Gelgelelim parmak bastığı noktayla cesurca bir iş yaptığı düşünülen Büşra filmine. Yönetmenliğini kısa filmleriyle tanınan Alper Çağlar yapmış. Senaryo ise Büşra'yı daha önce karikatürüyle var eden Bahadır Boysal ve Alper Çağlar'a ait. Bu tarz toplumun bıçak sırtı konularını ele almaya kalkmak, pek çok insanın hakkında bir yorum bile getirmekten çekindiği bir konuyu irdelemek cesurca amenna. Fakat derdin pek de bu olmadığı filmi izleyince anlaşılıyor. Daha çok bir aşk filmini enteresan bir hale getirmek için bir alternatif olarak düşünülmüş gibi türbanlı kız figürü. Daha ötesi değil! Enteresan bir malzemeden yola çıkarak oluşturulan hikaye basma kalıp karakterlerle sıradanlaşıyor.

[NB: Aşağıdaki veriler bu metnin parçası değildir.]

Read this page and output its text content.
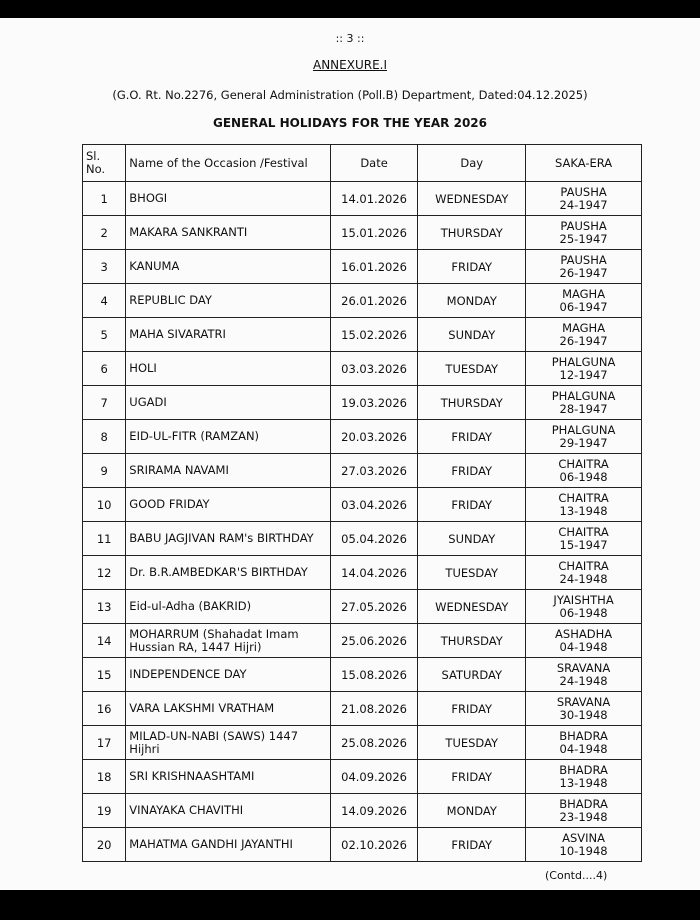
:: 3 ::
ANNEXURE.I
(G.O. Rt. No.2276, General Administration (Poll.B) Department, Dated:04.12.2025)
GENERAL HOLIDAYS FOR THE YEAR 2026
Sl. No.	Name of the Occasion /Festival	Date	Day	SAKA-ERA
1	BHOGI	14.01.2026	WEDNESDAY	PAUSHA
24-1947

2	MAKARA SANKRANTI	15.01.2026	THURSDAY	PAUSHA
25-1947

3	KANUMA	16.01.2026	FRIDAY	PAUSHA
26-1947

4	REPUBLIC DAY	26.01.2026	MONDAY	MAGHA
06-1947

5	MAHA SIVARATRI	15.02.2026	SUNDAY	MAGHA
26-1947

6	HOLI	03.03.2026	TUESDAY	PHALGUNA
12-1947

7	UGADI	19.03.2026	THURSDAY	PHALGUNA
28-1947

8	EID-UL-FITR (RAMZAN)	20.03.2026	FRIDAY	PHALGUNA
29-1947

9	SRIRAMA NAVAMI	27.03.2026	FRIDAY	CHAITRA
06-1948

10	GOOD FRIDAY	03.04.2026	FRIDAY	CHAITRA
13-1948

11	BABU JAGJIVAN RAM's BIRTHDAY	05.04.2026	SUNDAY	CHAITRA
15-1947

12	Dr. B.R.AMBEDKAR'S BIRTHDAY	14.04.2026	TUESDAY	CHAITRA
24-1948

13	Eid-ul-Adha (BAKRID)	27.05.2026	WEDNESDAY	JYAISHTHA
06-1948

14	MOHARRUM (Shahadat Imam Hussian RA, 1447 Hijri)	25.06.2026	THURSDAY	ASHADHA
04-1948

15	INDEPENDENCE DAY	15.08.2026	SATURDAY	SRAVANA
24-1948

16	VARA LAKSHMI VRATHAM	21.08.2026	FRIDAY	SRAVANA
30-1948

17	MILAD-UN-NABI (SAWS) 1447 Hijhri	25.08.2026	TUESDAY	BHADRA
04-1948

18	SRI KRISHNAASHTAMI	04.09.2026	FRIDAY	BHADRA
13-1948

19	VINAYAKA CHAVITHI	14.09.2026	MONDAY	BHADRA
23-1948

20	MAHATMA GANDHI JAYANTHI	02.10.2026	FRIDAY	ASVINA
10-1948
(Contd....4)
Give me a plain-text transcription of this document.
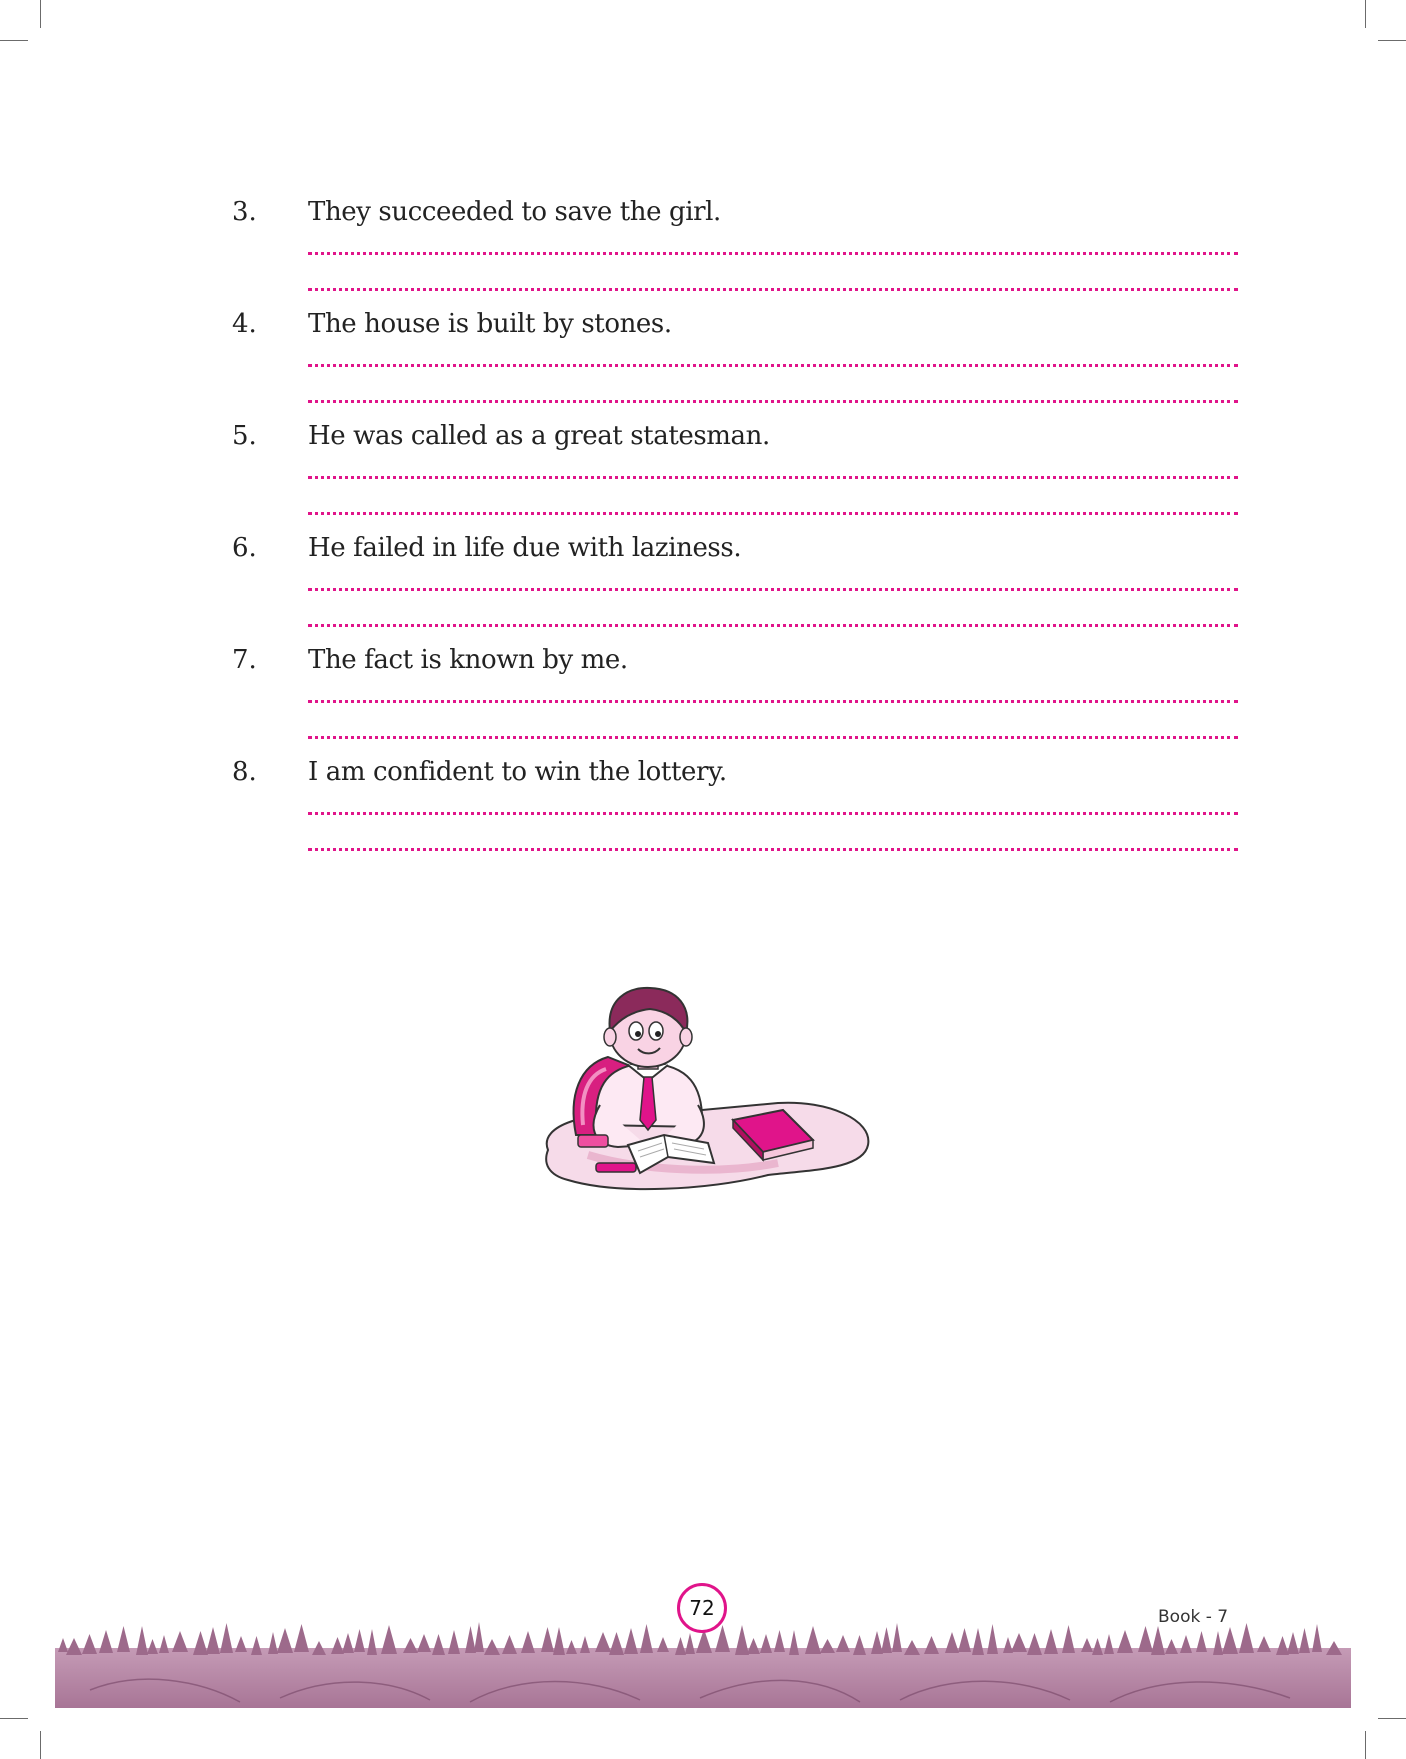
3. They succeeded to save the girl.
4. The house is built by stones.
5. He was called as a great statesman.
6. He failed in life due with laziness.
7. The fact is known by me.
8. I am confident to win the lottery.
72	Book - 7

Basma kalıp karakterlerden ilki Büşra
Son yirmi yıldır "müslüman ille de fakir mi olmalı?" sorunsalından güç alarak, mal mülk sahibi olup zenginleşen bir dindar kesimden bahsetmek pekala mümkün. Refah seviyesinin yükselmesiyle, modern dünyada kendilerine yer edinen, söz sahibi olan "pasif dindar"imajını aşan hatırı sayılır bu kesimin, beraberinde iyi eğitimli çocuklarının da kendine toplumda yer edinme çabalarının olması kaçınılmaz oluyor. Büşra karakteri zengin bir ailenin tek kızı olan akıllı, zeki, güzel, kendine güvenen, mensup olduğu muhafazakar kesime göre daha esnek görüşlere sahip, her şeyden önce insani, neticesinde kadınsal duyarlığı ve farkındalığı olan bir genç kız olarak neredeyse ideal bir kız olarak karşımıza çıkıyor. Tek zaafı ailesine sonuna dek itaat olan bu genç kızın toplum içinde gayet de hakkını savunan, kendini ifade etmede bir problem olmayan bir çerçeve çizmesi, bu ne perhiz bu ne lahana turşusu dedirtiyor.

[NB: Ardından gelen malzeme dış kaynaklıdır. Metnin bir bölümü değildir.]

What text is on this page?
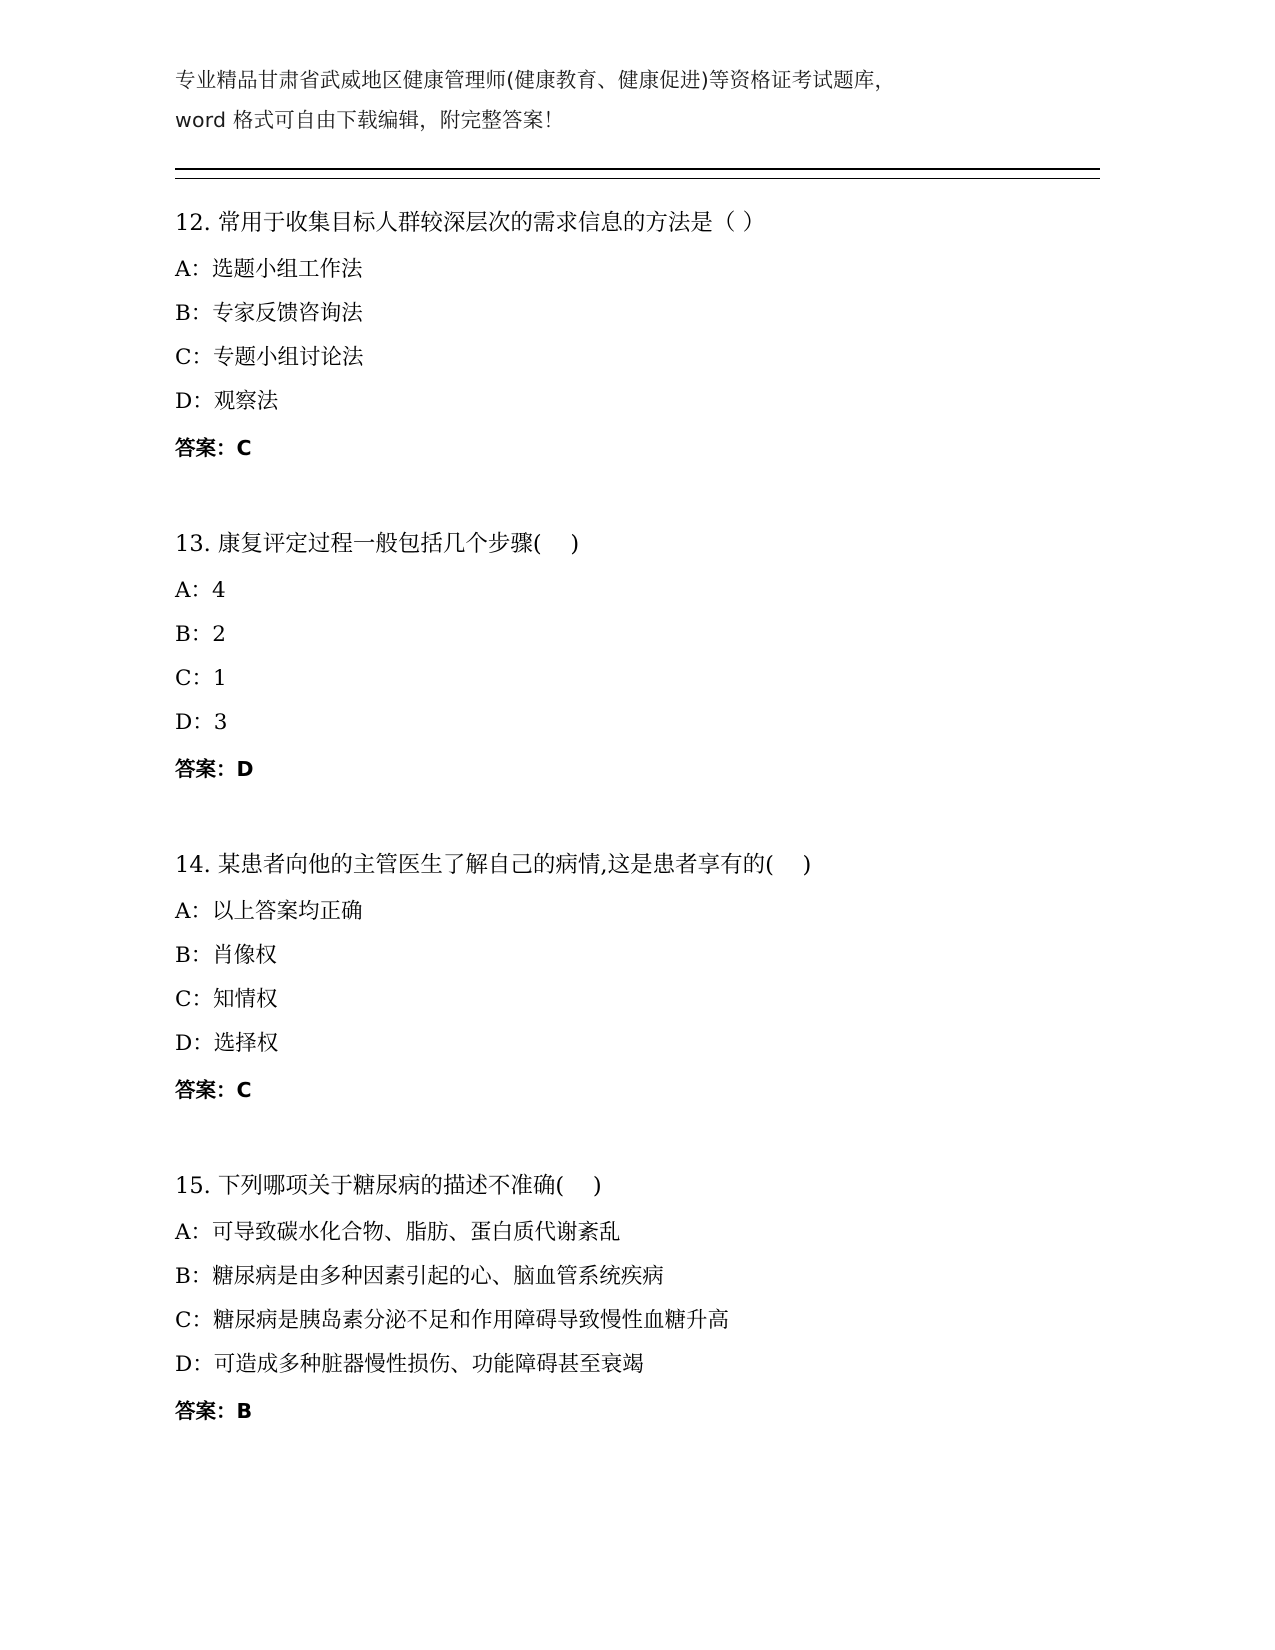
专业精品甘肃省武威地区健康管理师(健康教育、健康促进)等资格证考试题库，
word 格式可自由下载编辑，附完整答案！
12. 常用于收集目标人群较深层次的需求信息的方法是（ ）
A：选题小组工作法
B：专家反馈咨询法
C：专题小组讨论法
D：观察法
答案：C
13. 康复评定过程一般包括几个步骤(    )
A：4
B：2
C：1
D：3
答案：D
14. 某患者向他的主管医生了解自己的病情,这是患者享有的(    )
A：以上答案均正确
B：肖像权
C：知情权
D：选择权
答案：C
15. 下列哪项关于糖尿病的描述不准确(    )
A：可导致碳水化合物、脂肪、蛋白质代谢紊乱
B：糖尿病是由多种因素引起的心、脑血管系统疾病
C：糖尿病是胰岛素分泌不足和作用障碍导致慢性血糖升高
D：可造成多种脏器慢性损伤、功能障碍甚至衰竭
答案：B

Liberal görüşe sahip, dünyaya öfkeli Yaman
Yalnızlık gibi evrensel ve içinden çıkılması zor bir kavramla alakalı çeşitli sorgulamalarda bulunun ve bununla alakalı bir kitap yazan, Yaman, yine filmdeki neredeyse tüm karakterler gibi uç bir isim. Gündüzleri modern Don Juan, geceleri de Süpermen'e dönüşen,insanların ön yargılarından dem vuran, esnek dünya görüşüyle karışımıza dikilen neredeyse mükemmele yakın bir karakter.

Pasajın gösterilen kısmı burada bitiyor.